CATALPA, NOT JUST A SIDE STREET (04/19)
How often have you walked by a tree and wondered what type of a tree it was? Often, I presume. Such was the case with me and this tree:
It is sometimes called the “Cigar Tree” because the pods visible in the picture above continue to brown. (thus looking like cigars)
The Catalpa tree is found in forests from southern Illinois and Indiana to western Tennessee and Arkansas. First cultivated in 1754, the wood was used for fence posts and railroad ties because of its resistance to rot coupled with the fast growth rate of the tree. In the south, Catalpa trees are traditional sources of fish bait. Catalpa worms, the larvae of Catalpa Sphinx Moths, are eagerly sought in early summer by anglers.
And my Mom would be happy to know that hummingbirds visit these trees.
BOOK IT (04/20)
I learned a bit about book binding:
signature |’signə ch ər; – ch oŏr|
3. Printing a letter or figure printed at the foot of one or more pages of each sheet of a book as a guide in binding.
• a printed sheet after being folded to form a group of pages.
LOOK UP! (but I don’t see anything!)* (04/21)
Perseids |’pərsēidz| Astronomy
an annual meteor shower radiating from a point in the constellation Perseus, reaching a peak about August 12.

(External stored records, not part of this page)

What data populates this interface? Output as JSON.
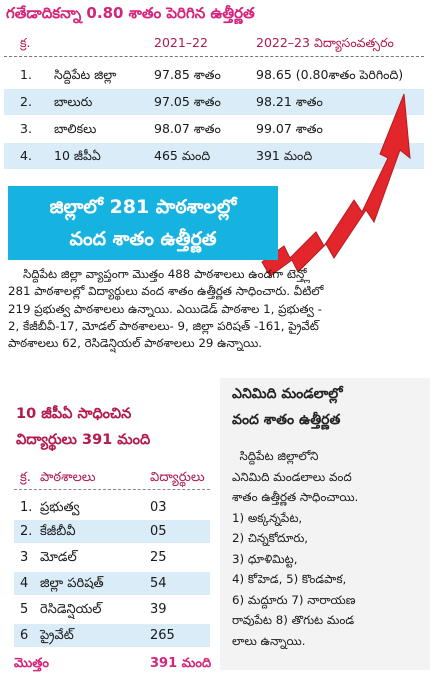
{
  "headline": "గతేడాదికన్నా 0.80 శాతం పెరిగిన ఉత్తీర్ణత",
  "top_table": {
    "header": [
      "క్ర.",
      "",
      "2021–22",
      "2022–23 విద్యాసంవత్సరం"
    ],
    "rows": [
      {
        "num": "1.",
        "name": "సిద్దిపేట జిల్లా",
        "v1": "97.85 శాతం",
        "v2": "98.65 (0.80శాతం పెరిగింది)"
      },
      {
        "num": "2.",
        "name": "బాలురు",
        "v1": "97.05 శాతం",
        "v2": "98.21 శాతం"
      },
      {
        "num": "3.",
        "name": "బాలికలు",
        "v1": "98.07 శాతం",
        "v2": "99.07 శాతం"
      },
      {
        "num": "4.",
        "name": "10 జీపీఏ",
        "v1": "465 మంది",
        "v2": "391 మంది"
      }
    ]
  },
  "banner": {
    "line1": "జిల్లాలో 281 పాఠశాలల్లో",
    "line2": "వంద శాతం ఉత్తీర్ణత"
  },
  "paragraph": [
    "    సిద్దిపేట జిల్లా వ్యాప్తంగా మొత్తం 488 పాఠశాలలు ఉండగా టెన్త్లో",
    "281 పాఠశాలల్లో విద్యార్థులు వంద శాతం ఉత్తీర్ణత సాధించారు. వీటిలో",
    "219 ప్రభుత్వ పాఠశాలలు ఉన్నాయి. ఎయిడెడ్ పాఠశాల 1, ప్రభుత్వ -",
    "2, కేజీబీవీ-17, మోడల్ పాఠశాలలు- 9, జిల్లా పరిషత్ -161, ప్రైవేట్",
    "పాఠశాలలు 62, రెసిడెన్షియల్ పాఠశాలలు 29 ఉన్నాయి."
  ],
  "bottom_left": {
    "title_line1": "10 జీపీఏ సాధించిన",
    "title_line2": "విద్యార్థులు 391 మంది",
    "header": [
      "క్ర.",
      "పాఠశాలలు",
      "విద్యార్థులు"
    ],
    "rows": [
      {
        "i": "1.",
        "name": "ప్రభుత్వ",
        "count": "03"
      },
      {
        "i": "2.",
        "name": "కేజీబీవీ",
        "count": "05"
      },
      {
        "i": "3",
        "name": "మోడల్",
        "count": "25"
      },
      {
        "i": "4",
        "name": "జిల్లా పరిషత్",
        "count": "54"
      },
      {
        "i": "5",
        "name": "రెసిడెన్షియల్",
        "count": "39"
      },
      {
        "i": "6",
        "name": "ప్రైవేట్",
        "count": "265"
      }
    ],
    "total_label": "మొత్తం",
    "total_value": "391 మంది"
  },
  "bottom_right": {
    "title_line1": "ఎనిమిది మండలాల్లో",
    "title_line2": "వంద శాతం ఉత్తీర్ణత",
    "lines": [
      "  సిద్దిపేట జిల్లాలోని",
      "ఎనిమిది మండలాలు వంద",
      "శాతం ఉత్తీర్ణత సాధించాయి.",
      "1) అక్కన్నపేట,",
      "2) చిన్నకోదూరు,",
      "3) ధూళిమిట్ట,",
      "4) కోహెడ, 5) కొండపాక,",
      "6) మద్దూరు 7) నారాయణ",
      "రావుపేట 8) తొగుట మండ",
      "లాలు ఉన్నాయి."
    ]
  },
  "colors": {
    "headline": "#d6247a",
    "accent": "#b3194a",
    "banner": "#17b3e0",
    "row_shade": "#d9ecf7",
    "arrow": "#e3262b",
    "box_bg": "#f3f3f3"
  }
}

Read more at BBC’s website.
*title in reference to an old Detroit Edison commercial featuring Isiah Thomas.
OH DEERE! (04/22)
While sitting in a concept meeting for a book about the John Deere company I learned the following:
The first John Deere tractor was not made until 1912. However, the company began in 1837 selling plows and parts
to read a full chronological history visit Deere.com
I have always love sand dollars. In fact, I remember learning about them in grade school (Catholic School) and something religious being taught about them. (which I found a poem explaining this here.)
Recently, sand dollars came up in a conversation and their genus was questioned. (My guess was there were related to a sponge, I was wrong.)
Sand dollars are of the Phylum Echinodermata, class Echinoidea. They, like the sea urchin, have no arms or legs but move around by tiny spines on their body. Sand dollars are usually found lying in a bed buried under a layer of sand. If a sand dollar is found alive it will appear to have a layer of very fine hair on its body. These are the spines. They are a slow moving grazer that feeds on disintegrating organic material found within their sand beds.